UK Imposes Fine on LastPass for Data Breach Affecting 1.6 Million Users

LastPass, a popular password management firm, faced a hefty fine of £1.2 million from the UK Information Commissioner’s Office (ICO) due to a security breach in 2022. This breach led to the theft of personal information and encrypted password vaults belonging to approximately 1.6 million UK users.

The ICO revealed that the breach originated from two interconnected incidents that occurred in August 2022. The first breach involved a hacker compromising a LastPass employee’s laptop and gaining access to the company’s development environment. Although no personal data was taken during this breach, the attacker managed to obtain the company’s source code, proprietary technical information, and encrypted company credentials.

Initially, LastPass believed the breach was contained as the decryption keys for the credentials were stored separately in the vaults of four senior employees. However, the attacker targeted one of these employees the following day by exploiting a known vulnerability in a third-party streaming application on the employee’s personal device.

Through this access, the hacker deployed malware, captured the employee’s master password using a keylogger, and bypassed multi-factor authentication using an already authenticated cookie. With the employee using the same master password for personal and business vaults, the attacker gained access to the business vault and stole crucial information.

Subsequently, the attackers breached the cloud storage firm GoTo and stole LastPass database backups stored on the platform. The stolen data included encrypted password vaults, names, email addresses, phone numbers, and website URLs associated with customer accounts.

LastPass CEO Karim Toubba explained that the threat actor copied basic customer account information and related metadata, including company names, end-user names, billing addresses, email addresses, telephone numbers, and IP addresses. Additionally, a backup of customer vault data containing sensitive fields such as website usernames and passwords was also copied.
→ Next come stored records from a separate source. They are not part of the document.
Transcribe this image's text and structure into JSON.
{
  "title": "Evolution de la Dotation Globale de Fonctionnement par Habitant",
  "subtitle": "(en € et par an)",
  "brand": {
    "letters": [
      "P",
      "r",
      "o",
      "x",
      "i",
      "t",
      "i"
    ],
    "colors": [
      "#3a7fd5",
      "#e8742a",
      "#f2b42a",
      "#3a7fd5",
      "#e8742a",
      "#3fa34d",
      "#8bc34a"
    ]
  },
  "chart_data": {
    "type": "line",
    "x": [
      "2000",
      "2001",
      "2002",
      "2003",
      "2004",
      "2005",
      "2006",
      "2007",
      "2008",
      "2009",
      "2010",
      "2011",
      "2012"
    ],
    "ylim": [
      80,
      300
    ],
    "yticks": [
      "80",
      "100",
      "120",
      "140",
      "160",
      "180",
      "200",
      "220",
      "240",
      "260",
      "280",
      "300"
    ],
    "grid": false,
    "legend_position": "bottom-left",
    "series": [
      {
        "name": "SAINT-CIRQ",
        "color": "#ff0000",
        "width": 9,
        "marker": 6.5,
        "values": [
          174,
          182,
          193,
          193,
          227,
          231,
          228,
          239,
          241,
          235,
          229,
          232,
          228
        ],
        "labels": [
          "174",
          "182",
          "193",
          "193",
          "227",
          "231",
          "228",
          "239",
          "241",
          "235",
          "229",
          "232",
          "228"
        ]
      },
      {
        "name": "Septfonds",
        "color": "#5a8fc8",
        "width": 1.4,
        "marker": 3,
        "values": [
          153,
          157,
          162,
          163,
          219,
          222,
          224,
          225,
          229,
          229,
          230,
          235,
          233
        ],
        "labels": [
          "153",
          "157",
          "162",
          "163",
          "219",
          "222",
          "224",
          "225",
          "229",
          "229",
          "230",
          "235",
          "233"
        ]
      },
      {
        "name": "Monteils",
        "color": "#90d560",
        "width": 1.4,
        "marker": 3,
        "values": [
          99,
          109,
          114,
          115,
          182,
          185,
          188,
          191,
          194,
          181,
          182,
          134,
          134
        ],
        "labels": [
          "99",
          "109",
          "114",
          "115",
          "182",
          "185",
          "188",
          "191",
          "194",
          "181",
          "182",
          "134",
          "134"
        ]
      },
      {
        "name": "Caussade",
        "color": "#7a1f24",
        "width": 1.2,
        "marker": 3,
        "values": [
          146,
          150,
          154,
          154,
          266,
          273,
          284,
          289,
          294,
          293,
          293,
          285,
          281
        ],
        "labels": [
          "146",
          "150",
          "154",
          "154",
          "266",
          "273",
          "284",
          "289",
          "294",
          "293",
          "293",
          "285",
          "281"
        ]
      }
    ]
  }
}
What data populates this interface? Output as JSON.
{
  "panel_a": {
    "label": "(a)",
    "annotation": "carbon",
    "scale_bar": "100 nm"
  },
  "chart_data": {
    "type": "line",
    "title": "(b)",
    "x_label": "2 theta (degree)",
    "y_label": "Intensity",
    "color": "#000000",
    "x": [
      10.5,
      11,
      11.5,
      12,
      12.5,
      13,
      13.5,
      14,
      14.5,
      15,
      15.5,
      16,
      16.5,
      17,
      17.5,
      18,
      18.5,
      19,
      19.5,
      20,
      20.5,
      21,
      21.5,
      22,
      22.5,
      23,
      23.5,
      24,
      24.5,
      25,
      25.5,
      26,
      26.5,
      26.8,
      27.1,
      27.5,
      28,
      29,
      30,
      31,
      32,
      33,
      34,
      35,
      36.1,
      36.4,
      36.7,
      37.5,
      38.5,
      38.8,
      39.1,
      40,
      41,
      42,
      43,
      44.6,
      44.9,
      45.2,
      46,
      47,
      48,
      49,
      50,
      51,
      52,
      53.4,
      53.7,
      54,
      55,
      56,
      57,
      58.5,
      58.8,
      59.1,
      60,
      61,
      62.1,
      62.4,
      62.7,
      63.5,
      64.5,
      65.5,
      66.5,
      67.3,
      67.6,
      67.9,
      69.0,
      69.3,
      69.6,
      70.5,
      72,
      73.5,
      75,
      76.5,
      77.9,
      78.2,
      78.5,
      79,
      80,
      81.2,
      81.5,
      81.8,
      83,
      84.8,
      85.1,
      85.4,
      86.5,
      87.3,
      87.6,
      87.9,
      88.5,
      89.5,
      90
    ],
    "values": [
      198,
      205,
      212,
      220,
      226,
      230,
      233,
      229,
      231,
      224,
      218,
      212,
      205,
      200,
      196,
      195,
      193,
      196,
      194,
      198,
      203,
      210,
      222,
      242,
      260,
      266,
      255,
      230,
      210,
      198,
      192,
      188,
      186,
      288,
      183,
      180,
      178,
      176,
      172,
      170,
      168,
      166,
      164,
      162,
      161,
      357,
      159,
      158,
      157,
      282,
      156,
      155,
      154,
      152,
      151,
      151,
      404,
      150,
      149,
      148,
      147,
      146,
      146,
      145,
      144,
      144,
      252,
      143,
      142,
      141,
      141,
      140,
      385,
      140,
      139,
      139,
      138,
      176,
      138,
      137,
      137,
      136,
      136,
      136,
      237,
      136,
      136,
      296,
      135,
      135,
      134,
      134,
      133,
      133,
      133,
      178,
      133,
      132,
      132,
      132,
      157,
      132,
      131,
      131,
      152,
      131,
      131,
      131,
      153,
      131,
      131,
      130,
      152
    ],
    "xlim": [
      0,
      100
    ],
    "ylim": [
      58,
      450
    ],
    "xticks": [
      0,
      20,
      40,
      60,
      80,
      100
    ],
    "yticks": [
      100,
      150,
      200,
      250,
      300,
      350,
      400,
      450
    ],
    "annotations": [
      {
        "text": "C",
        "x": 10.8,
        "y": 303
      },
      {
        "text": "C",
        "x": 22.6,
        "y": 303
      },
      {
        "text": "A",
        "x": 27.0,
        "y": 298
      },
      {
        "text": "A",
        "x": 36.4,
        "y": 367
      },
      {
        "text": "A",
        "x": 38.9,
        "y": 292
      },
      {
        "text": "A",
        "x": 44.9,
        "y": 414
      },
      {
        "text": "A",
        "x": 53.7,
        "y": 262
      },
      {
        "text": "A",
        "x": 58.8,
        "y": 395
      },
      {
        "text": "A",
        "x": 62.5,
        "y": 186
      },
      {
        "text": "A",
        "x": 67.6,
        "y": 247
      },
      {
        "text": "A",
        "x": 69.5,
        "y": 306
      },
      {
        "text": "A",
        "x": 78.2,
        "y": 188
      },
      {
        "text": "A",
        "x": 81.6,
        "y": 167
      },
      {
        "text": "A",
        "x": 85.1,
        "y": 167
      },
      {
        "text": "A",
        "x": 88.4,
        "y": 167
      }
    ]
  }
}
While the ICO clarified that the attacker did not decrypt customer password vaults due to LastPass’ “Zero Knowledge architecture,” which does not store master passwords, LastPass had previously advised customers to reset weaker passwords for enhanced security.

Following the breach, LastPass recommended using strong, complex passwords of at least 12 characters with a combination of uppercase and lowercase letters, numbers, symbols, and special characters. For highly sensitive information like password vaults, a master password of at least 16 characters or a long multi-word passphrase was suggested.

Security Recommendations

Information Commissioner John Edwards stressed the importance of companies ensuring access controls and internal systems are robust against targeted attacks, especially for password managers. He highlighted the need for LastPass customers to have their personal information protected and criticized the company for failing to meet this obligation, resulting in the imposed penalty.

The ICO advised organizations to review their device security, remote work risks, and access restrictions. Customers were encouraged to adopt strong password practices and consider using longer master passwords or passphrases for heightened security.